Columbians Ahead of Their Time
Otto Luening

Otto Luening

"In American music today there's a terrific amount of differentiation, a variety of styles and approaches. And that's the American story: this enormous, broad thing."

Otto Luening (1900-96)
Faculty 1944-1970
LittD (hon.) 1981

A noted opera conductor, Otto Luening was also a pioneer in the field of electronic music. He was born in Milwaukee and began composing in 1906, moving to Munich with his family in 1912 and later studying at a conservatory and university in Zurich. Luening became an accomplished flautist and played in a local orchestra and opera company there before making his debut as a composer-conductor in 1917. He returned to the United States in 1920 and continued conducting in addition to teaching at various colleges and universities. In the early 1930s he authored an opera of his own, Evangeline. Luening went on to teach at Columbia for many years, also serving the American Academy in Rome as a trustee and, occasionally, as composer-in-residence.

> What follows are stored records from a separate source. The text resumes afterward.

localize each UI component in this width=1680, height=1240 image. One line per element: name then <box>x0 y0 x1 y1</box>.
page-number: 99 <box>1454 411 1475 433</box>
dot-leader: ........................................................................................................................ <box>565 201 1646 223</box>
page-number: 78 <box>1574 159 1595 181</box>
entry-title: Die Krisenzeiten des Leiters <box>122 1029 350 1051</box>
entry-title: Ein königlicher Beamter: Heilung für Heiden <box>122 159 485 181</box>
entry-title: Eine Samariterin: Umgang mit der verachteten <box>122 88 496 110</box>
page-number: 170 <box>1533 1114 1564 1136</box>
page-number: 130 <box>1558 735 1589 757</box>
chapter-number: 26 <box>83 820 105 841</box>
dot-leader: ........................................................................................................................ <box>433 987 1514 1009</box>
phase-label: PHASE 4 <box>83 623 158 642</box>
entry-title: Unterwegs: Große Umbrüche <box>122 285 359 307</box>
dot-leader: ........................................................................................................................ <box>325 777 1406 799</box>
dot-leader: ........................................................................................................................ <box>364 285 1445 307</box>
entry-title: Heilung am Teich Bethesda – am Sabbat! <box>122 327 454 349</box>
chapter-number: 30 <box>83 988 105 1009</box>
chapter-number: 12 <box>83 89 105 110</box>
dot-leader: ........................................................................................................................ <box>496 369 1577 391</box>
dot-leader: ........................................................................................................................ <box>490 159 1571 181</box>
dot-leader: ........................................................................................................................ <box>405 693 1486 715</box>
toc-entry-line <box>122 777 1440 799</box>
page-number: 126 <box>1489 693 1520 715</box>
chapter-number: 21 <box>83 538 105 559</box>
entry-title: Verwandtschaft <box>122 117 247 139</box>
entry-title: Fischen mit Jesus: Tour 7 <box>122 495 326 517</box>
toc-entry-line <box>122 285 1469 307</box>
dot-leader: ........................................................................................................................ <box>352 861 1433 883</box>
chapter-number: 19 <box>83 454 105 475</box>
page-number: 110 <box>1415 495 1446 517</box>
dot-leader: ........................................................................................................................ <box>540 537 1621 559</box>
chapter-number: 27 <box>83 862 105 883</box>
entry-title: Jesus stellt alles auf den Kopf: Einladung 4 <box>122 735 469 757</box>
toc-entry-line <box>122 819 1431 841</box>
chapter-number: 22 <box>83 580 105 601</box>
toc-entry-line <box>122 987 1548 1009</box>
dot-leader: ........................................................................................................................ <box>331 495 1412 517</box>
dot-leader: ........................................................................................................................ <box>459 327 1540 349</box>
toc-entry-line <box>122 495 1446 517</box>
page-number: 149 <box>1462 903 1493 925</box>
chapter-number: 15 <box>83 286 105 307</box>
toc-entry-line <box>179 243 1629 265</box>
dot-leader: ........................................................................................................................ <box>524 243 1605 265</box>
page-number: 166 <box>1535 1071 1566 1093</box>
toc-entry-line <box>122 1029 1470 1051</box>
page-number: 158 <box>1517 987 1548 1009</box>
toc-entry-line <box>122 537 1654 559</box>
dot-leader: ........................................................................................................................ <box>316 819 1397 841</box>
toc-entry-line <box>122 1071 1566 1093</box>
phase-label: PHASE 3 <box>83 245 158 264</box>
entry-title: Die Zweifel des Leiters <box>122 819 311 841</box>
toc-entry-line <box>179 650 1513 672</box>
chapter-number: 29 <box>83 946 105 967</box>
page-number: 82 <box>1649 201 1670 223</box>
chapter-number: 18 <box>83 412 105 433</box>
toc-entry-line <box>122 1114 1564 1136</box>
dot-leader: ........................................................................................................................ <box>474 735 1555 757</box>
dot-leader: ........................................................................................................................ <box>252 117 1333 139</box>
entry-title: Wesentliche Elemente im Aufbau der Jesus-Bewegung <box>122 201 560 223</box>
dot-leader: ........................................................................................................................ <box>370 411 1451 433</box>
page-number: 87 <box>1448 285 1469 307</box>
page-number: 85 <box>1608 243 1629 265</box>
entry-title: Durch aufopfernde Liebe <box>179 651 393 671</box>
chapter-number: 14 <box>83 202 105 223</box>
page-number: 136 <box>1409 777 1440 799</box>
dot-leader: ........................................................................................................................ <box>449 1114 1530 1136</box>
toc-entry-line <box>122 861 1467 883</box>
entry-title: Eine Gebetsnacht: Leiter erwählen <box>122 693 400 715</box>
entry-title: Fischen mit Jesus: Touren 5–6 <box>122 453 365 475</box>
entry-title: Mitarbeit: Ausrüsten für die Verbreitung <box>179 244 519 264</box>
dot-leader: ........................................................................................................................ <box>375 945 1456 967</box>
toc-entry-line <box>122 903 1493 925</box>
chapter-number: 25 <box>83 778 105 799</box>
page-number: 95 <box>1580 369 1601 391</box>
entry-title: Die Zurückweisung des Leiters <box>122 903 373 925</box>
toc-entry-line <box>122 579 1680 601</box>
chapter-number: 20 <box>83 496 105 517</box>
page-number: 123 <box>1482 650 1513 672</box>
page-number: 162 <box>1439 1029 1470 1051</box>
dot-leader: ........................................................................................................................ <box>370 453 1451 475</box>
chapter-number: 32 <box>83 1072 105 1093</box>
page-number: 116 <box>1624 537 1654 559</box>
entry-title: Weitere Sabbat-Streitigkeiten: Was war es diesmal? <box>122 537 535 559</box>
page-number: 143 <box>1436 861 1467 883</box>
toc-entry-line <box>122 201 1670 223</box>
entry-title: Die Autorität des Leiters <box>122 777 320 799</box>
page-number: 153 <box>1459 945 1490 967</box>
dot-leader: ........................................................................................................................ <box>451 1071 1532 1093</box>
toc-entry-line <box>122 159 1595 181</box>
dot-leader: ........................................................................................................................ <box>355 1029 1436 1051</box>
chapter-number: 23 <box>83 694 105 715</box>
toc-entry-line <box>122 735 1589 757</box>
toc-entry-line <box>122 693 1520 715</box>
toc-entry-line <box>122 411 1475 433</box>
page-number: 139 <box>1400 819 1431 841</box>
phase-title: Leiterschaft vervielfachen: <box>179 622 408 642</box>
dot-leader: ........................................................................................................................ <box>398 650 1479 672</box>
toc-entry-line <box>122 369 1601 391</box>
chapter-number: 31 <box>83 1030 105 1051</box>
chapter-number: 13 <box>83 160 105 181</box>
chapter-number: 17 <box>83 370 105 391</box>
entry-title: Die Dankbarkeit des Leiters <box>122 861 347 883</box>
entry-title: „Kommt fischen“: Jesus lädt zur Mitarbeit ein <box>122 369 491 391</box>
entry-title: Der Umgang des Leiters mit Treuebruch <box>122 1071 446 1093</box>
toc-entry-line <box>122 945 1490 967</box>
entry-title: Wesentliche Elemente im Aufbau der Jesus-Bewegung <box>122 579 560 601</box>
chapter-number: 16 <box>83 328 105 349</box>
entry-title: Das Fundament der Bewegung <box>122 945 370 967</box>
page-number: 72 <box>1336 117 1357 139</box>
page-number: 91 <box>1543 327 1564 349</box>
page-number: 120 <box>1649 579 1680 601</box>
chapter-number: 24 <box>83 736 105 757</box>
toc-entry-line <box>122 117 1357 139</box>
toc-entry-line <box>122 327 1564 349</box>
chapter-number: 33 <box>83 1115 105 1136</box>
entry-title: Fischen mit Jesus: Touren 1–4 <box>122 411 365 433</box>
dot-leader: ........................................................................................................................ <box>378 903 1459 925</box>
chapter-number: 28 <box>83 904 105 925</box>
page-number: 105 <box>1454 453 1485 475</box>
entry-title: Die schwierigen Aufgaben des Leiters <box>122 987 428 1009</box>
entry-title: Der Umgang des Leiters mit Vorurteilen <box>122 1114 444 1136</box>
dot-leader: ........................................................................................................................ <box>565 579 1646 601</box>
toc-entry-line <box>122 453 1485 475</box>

He was a member of the American Academy of Arts and Letters and received numerous other cultural awards. After retiring from Columbia in 1970, he taught briefly at the Juilliard School, and in 1980 he wrote a comprehensive autobiography, The Odyssey of an American Composer.

In 1944 Luening became chairman of the music department at Barnard and music director of Columbia's Brander Matthews Theatre; in this capacity he conducted the premieres of Gian Carlo Menotti's The Medium (1946) and Virgil Thomson's The Mother of Us All (1947). In 1949 he was appointed professor of music at Columbia. Under his leadership, the University continued to present many important operatic works, among them the world premiere of Benjamin Britten and W. H. Auden's Paul Bunyan. Following years of experimentation with electronic, or electroacoustic, music—Fantasy in Space (1952) was an early effort—in 1959 Luening founded the Columbia-Princeton Electronic Music Center, now the Computer Music Center, along with Vladimir Ussachevsky. The center was the first in the United States devoted to the music described by Grove Music Online as that "in which electronic technology . . . is used to access, generate, explore, and configure sound materials," and provided a home for early electroacoustic composers. From the late 1940s until his retirement, Luening served as Columbia's principal instructor in musical composition; among his students were Marvin David Levy, Charles Dodge, Harvey Sollberger, and John Corigliano. In 1965, with Jack Beeson and then-provost Jacques Barzun, he inaugurated the University's doctoral program in composition. In recognition of his many achievements, Luening received an honorary degree from the University in 1981.